Slowly but surely, we’re watching the world come back to something we recognize. Quarantines are lifting, vaccines are rolling out, and the struggle to find ways to be entertained indoors is fading back into the familiar struggle of balancing the personal, the professional, and the aspirational (i.e., life). That says nothing of the day-to-day experience that is Blackness in America.
July marks BIPOC Mental Health Awareness Month. This month originally named Bebe Moore Campbell National Minority Mental Health Awareness Month (for writer and mental health activist Bebe More) calls us to interrogate the experience of being non-white in America and its effect on our mental health; an experience University of Utah Researcher William A. Smith defined as racial battle fatigue. According to the Department of Health and Human Services, “Suicide was the second leading cause of death amongst Black males between the ages of 15 and 24 in 2019.” Beyond that, Black people are overrepresented in the number of Americans managing depression with those living below the poverty line being twice as likely to report serious psychological distress.

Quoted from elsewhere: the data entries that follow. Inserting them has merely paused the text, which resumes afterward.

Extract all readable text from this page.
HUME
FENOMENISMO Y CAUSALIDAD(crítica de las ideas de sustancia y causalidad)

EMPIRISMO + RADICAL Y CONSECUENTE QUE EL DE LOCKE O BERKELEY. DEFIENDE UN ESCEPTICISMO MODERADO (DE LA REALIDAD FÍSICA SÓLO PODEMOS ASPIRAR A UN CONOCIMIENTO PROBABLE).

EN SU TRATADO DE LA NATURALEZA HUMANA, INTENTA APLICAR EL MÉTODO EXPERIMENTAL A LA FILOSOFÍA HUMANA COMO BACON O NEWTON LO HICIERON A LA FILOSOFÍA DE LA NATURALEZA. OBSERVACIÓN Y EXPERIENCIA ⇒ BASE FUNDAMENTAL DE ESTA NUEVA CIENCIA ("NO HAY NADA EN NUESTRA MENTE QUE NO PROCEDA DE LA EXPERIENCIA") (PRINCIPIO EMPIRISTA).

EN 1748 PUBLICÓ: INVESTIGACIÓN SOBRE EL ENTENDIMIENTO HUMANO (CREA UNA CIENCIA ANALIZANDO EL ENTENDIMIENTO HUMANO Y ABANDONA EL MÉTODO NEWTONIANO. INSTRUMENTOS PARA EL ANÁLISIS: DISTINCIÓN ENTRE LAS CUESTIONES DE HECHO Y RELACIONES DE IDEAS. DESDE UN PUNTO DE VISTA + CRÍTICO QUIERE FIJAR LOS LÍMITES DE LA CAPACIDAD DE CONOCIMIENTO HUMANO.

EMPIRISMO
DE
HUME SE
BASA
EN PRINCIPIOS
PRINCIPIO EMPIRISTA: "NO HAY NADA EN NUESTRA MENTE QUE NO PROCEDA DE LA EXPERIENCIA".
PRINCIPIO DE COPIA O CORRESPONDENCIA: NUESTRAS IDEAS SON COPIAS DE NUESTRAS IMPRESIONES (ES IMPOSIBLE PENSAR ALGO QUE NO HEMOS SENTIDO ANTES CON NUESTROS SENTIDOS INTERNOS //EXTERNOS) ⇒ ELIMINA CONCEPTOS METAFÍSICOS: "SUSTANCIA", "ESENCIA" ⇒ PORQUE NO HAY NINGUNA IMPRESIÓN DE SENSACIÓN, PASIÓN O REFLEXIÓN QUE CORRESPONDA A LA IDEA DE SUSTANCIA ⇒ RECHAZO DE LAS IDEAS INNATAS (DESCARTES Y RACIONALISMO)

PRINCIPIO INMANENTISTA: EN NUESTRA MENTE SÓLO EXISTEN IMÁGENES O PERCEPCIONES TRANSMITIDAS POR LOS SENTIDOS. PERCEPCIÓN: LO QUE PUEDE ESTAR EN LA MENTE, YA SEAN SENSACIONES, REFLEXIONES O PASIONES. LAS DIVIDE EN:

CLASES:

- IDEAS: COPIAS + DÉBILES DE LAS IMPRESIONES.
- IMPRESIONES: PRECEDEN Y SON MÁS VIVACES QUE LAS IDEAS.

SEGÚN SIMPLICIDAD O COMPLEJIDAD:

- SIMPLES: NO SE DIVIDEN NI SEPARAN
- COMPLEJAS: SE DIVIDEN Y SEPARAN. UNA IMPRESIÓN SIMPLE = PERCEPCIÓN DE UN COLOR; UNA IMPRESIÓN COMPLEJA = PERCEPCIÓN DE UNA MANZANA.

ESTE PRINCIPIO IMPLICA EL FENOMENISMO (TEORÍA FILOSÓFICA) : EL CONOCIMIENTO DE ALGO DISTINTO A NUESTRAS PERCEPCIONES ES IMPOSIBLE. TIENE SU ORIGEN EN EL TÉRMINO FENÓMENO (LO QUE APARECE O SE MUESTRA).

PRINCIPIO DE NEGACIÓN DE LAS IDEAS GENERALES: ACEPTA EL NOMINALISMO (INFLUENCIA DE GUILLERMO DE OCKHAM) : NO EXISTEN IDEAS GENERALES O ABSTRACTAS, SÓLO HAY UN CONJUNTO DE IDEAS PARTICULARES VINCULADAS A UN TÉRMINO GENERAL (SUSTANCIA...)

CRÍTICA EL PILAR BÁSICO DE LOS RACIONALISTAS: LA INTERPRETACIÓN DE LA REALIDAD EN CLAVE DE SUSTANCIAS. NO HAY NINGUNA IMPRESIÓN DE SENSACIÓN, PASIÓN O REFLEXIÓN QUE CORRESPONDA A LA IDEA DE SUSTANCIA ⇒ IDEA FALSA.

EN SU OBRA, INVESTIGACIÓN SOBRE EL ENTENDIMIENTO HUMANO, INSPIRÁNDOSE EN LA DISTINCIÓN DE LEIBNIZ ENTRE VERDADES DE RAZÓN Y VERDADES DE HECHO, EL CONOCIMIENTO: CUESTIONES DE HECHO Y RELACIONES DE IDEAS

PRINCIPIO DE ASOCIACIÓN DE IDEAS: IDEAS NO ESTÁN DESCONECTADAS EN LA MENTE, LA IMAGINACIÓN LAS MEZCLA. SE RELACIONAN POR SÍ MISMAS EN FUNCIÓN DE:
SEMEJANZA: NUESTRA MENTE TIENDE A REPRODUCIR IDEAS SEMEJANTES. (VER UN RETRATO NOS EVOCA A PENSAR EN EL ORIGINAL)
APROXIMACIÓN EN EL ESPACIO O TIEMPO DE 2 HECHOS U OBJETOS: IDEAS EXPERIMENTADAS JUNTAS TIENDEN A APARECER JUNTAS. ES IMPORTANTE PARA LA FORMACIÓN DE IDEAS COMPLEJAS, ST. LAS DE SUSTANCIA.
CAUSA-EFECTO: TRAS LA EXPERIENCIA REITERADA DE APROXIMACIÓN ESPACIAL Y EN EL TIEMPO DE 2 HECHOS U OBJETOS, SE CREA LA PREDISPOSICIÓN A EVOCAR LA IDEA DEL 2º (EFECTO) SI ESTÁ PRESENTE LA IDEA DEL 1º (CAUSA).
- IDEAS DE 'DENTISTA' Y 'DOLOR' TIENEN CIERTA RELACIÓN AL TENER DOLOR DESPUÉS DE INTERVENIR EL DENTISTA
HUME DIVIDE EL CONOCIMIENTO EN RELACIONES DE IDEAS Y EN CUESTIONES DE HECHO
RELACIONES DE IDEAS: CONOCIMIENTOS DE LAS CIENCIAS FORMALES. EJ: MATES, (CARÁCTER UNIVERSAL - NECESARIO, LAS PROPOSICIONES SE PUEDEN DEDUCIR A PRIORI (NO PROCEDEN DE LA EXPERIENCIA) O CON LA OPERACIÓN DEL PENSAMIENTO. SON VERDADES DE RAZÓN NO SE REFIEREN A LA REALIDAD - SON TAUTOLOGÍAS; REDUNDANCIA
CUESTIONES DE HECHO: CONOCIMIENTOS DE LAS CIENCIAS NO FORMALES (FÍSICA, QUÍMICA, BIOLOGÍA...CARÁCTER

Despite numerous systemic barriers, the conversation around mental health in the Black community is gaining momentum and becoming a priority. As the host and driving force behind Black Love’s Man to Man, David explores mental health and more with the men who join him for in-depth discussions that have reached thousands. In telling their unique stories and describing how they’ve overcome challenges, Man to Man gives listeners and viewers insight into the different ways Black people can navigate wellness, knowing there is no one right way to do it, but that it must be done. For BIPOC Awareness Wasicki reflects on fatherhood, his NYC upbringing, and the lessons he learned that not only expanded his idea of mental health beyond traditional therapy but made it a leading priority for him.
How do you describe yourself?
I’m an ambivert, balancing being an extrovert and an introvert. I also make wellness a priority for my well-being and the well-being of those around me.

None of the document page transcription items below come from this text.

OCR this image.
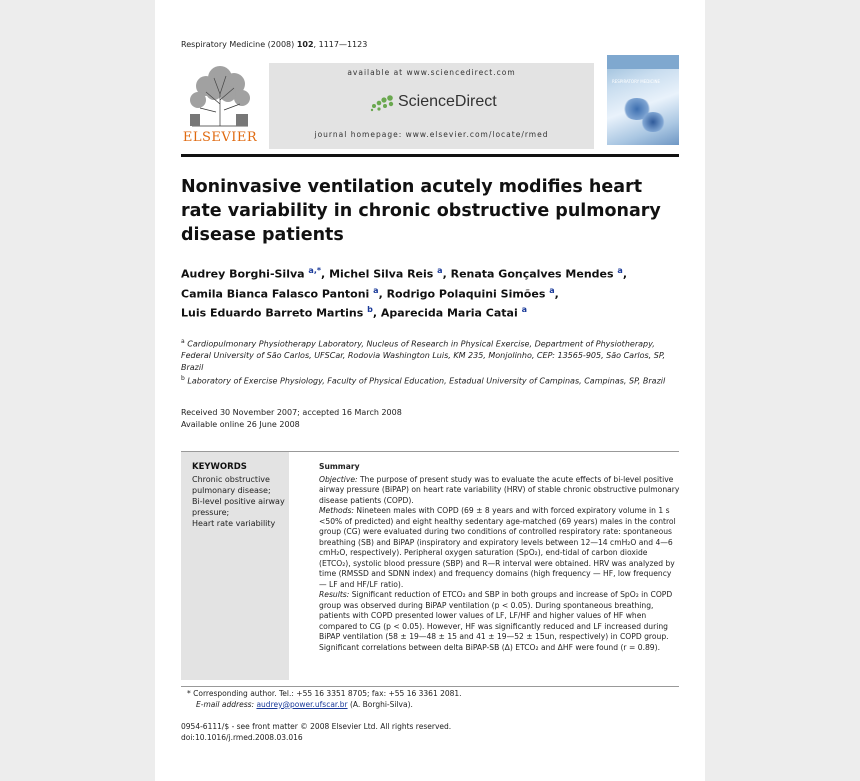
Respiratory Medicine (2008) 102, 1117—1123
ELSEVIER
available at www.sciencedirect.com
ScienceDirect
journal homepage: www.elsevier.com/locate/rmed
RESPIRATORY MEDICINE
Noninvasive ventilation acutely modifies heart rate variability in chronic obstructive pulmonary disease patients
Audrey Borghi-Silva $^{a,*}$, Michel Silva Reis $^a$, Renata Gonçalves Mendes $^a$,
Camila Bianca Falasco Pantoni $^a$, Rodrigo Polaquini Simões $^a$,
Luis Eduardo Barreto Martins $^b$, Aparecida Maria Catai $^a$
$^a$ Cardiopulmonary Physiotherapy Laboratory, Nucleus of Research in Physical Exercise, Department of Physiotherapy, Federal University of São Carlos, UFSCar, Rodovia Washington Luis, KM 235, Monjolinho, CEP: 13565-905, São Carlos, SP, Brazil
$^b$ Laboratory of Exercise Physiology, Faculty of Physical Education, Estadual University of Campinas, Campinas, SP, Brazil
Received 30 November 2007; accepted 16 March 2008
Available online 26 June 2008
KEYWORDS
Chronic obstructive pulmonary disease;
Bi-level positive airway pressure;
Heart rate variability
Summary

Objective: The purpose of present study was to evaluate the acute effects of bi-level positive airway pressure (BiPAP) on heart rate variability (HRV) of stable chronic obstructive pulmonary disease patients (COPD).

Methods: Nineteen males with COPD (69 ± 8 years and with forced expiratory volume in 1 s <50% of predicted) and eight healthy sedentary age-matched (69 years) males in the control group (CG) were evaluated during two conditions of controlled respiratory rate: spontaneous breathing (SB) and BiPAP (inspiratory and expiratory levels between 12—14 cmH₂O and 4—6 cmH₂O, respectively). Peripheral oxygen saturation (SpO₂), end-tidal of carbon dioxide (ETCO₂), systolic blood pressure (SBP) and R—R interval were obtained. HRV was analyzed by time (RMSSD and SDNN index) and frequency domains (high frequency — HF, low frequency — LF and HF/LF ratio).

Results: Significant reduction of ETCO₂ and SBP in both groups and increase of SpO₂ in COPD group was observed during BiPAP ventilation (p < 0.05). During spontaneous breathing, patients with COPD presented lower values of LF, LF/HF and higher values of HF when compared to CG (p < 0.05). However, HF was significantly reduced and LF increased during BiPAP ventilation (58 ± 19—48 ± 15 and 41 ± 19—52 ± 15un, respectively) in COPD group. Significant correlations between delta BiPAP-SB (Δ) ETCO₂ and ΔHF were found (r = 0.89).

* Corresponding author. Tel.: +55 16 3351 8705; fax: +55 16 3361 2081.
E-mail address: audrey@power.ufscar.br (A. Borghi-Silva).
0954-6111/$ - see front matter © 2008 Elsevier Ltd. All rights reserved.
doi:10.1016/j.rmed.2008.03.016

Tell me about your mental health journey
That journey began years ago when I had a rough bout of depression for a year and a half in my early twenties. I was in the New York hustle reconciling where I was, where I thought I should be, and my humble beginnings. I felt like I was struggling in all aspects – finances, confidence, motivation, etc. – and the stress was starting to give me regular headaches.
I didn’t really have a concept of what mental health was. Coming from where I’m from, that’s just something you deal with, and going to a shrink is essentially sacrilege. So I started to ask the people around me who seemed to be in a better place, and someone recommended I try meditating to help me sleep at night. Once I saw how effective that was, it just grew from there. Now I’m in a place where I consider wellness to be a passion of mine that I want to share with those in my community, even hosting a man-to-man wellness series on our Instagram Live and an upcoming podcast.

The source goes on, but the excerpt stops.